ISLAMABAD: Pakistan is considering to request Qatar to reduce its liquefied natural gas (LNG) supplies under a ‘take or pay’ long-term contract as its energy demand tumbles amid an economic slowdown.
According to media, the proposal for fresh talks with Qatar had come up for discussion at a meeting of the Economic Coordination Committee (ECC) of the cabinet on November 28 as part of risk mitigation on account of privatisation of two LNG-based 2,650MW power plants of National Power Parks Management Company (NPPMC) — Haveli Bahadur Shah and Balloki in Punjab.
The proposal to take up the challenge with Qatar was floated by Dr Abdul Hafeez Shaikh, Adviser to the Prime Minister on Finance, according to sources in the petroleum ministry.

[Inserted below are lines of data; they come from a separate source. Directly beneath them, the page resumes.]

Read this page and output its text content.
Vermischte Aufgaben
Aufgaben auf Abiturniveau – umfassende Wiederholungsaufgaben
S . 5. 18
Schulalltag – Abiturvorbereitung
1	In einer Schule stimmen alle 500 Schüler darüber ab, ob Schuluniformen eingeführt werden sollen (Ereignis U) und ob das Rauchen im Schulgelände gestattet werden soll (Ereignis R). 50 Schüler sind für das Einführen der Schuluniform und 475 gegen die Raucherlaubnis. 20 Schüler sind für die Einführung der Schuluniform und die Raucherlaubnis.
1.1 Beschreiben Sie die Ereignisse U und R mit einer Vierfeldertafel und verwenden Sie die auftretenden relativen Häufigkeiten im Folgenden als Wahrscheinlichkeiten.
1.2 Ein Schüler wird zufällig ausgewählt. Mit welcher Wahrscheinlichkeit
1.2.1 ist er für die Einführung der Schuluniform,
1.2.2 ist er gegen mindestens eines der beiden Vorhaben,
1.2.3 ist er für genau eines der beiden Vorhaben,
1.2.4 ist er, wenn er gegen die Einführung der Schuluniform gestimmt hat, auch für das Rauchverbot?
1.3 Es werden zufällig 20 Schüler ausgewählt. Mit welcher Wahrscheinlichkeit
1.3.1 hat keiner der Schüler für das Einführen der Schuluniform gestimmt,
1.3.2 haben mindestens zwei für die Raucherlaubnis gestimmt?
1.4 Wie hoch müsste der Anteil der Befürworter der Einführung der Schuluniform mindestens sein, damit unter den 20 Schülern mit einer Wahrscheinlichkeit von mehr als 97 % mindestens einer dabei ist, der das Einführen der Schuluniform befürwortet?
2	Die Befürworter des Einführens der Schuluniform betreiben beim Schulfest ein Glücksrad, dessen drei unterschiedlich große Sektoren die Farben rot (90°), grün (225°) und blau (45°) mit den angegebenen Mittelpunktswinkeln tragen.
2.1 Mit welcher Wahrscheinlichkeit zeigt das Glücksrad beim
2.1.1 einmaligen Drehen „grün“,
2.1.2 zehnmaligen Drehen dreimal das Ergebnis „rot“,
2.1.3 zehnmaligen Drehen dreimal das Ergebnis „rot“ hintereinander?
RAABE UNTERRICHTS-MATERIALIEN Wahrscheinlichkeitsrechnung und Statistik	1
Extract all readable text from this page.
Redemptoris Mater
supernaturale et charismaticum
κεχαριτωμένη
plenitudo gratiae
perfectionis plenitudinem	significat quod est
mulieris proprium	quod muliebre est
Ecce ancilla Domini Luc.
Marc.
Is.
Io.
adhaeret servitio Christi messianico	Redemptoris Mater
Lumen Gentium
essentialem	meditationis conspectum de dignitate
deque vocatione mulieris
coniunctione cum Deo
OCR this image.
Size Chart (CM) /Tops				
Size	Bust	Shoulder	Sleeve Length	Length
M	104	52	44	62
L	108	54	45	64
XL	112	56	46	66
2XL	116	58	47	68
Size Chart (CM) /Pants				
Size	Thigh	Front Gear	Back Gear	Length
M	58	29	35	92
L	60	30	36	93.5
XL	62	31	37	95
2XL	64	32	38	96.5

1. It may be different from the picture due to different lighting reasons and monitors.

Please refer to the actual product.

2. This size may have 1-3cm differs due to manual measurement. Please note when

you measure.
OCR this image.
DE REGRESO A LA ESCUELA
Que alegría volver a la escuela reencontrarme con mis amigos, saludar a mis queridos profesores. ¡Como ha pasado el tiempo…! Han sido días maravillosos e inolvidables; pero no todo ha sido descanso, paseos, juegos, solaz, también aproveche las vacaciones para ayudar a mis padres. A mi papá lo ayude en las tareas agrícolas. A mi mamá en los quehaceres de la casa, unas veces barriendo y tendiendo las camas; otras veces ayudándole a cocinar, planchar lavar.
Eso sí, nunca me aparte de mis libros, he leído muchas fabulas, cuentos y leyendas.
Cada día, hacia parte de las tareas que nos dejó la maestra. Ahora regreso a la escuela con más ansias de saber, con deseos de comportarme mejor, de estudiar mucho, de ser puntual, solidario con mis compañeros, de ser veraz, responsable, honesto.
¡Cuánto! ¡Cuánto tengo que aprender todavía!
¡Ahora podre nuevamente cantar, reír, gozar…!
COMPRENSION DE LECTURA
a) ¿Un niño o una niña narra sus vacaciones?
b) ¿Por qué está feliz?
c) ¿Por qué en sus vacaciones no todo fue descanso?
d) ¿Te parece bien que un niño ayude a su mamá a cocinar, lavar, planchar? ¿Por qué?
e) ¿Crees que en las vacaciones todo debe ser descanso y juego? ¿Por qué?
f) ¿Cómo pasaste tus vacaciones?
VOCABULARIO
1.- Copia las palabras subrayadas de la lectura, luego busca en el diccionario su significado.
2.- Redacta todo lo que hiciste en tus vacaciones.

Nadeem Babar, Special Adviser to the PM on Petroleum, informed the ECC that an earlier attempt at the highest level for reduction in LNG price was not acceptable to Qatar. He recalled that during a visit of Prime Minister Imran Khan to Doha earlier this year, Qatar was requested by then finance minister Asad Umar to reduce the price of LNG being supplied to Pakistan (at 13.37pc of Brent) under a 15-year contract. Move part of risk mitigation on account of two LNG-based power plants’ privatisation
Babar reported that Qatari authorities had explained point blank that price reduction was out of the question, given its 26 similar agreements with other countries. However, they were ready to consider any other idea to minimise Pakistan’s loss.
Two options were thus considered, including Qatar’s foreign exchange deposits in Pakistan’s banks and supply of additional LNG quantities at cheaper rates.
One of the options — additional LNG supply — was struck down by then petroleum minister Ghulam Sarwar Khan.
Dr Shaikh advised the petroleum division to take up with Qatar fresh options such as diversion of contracted LNG supplies and Pakistan would be ready to absorb the price differential.
The power division had proposed exempting the two power plants from 66pc guaranteed LNG off-take to facilitate their privatisation. It was reported to the ECC that an additional cumulative impact of about Rs471bn was estimated on the basket price of power due to the guaranteed off-take of 66pc up to 2025 on account of dispatch of these plants beyond the principle of economic merit order shall be allowed as subsidy to private sector consumers.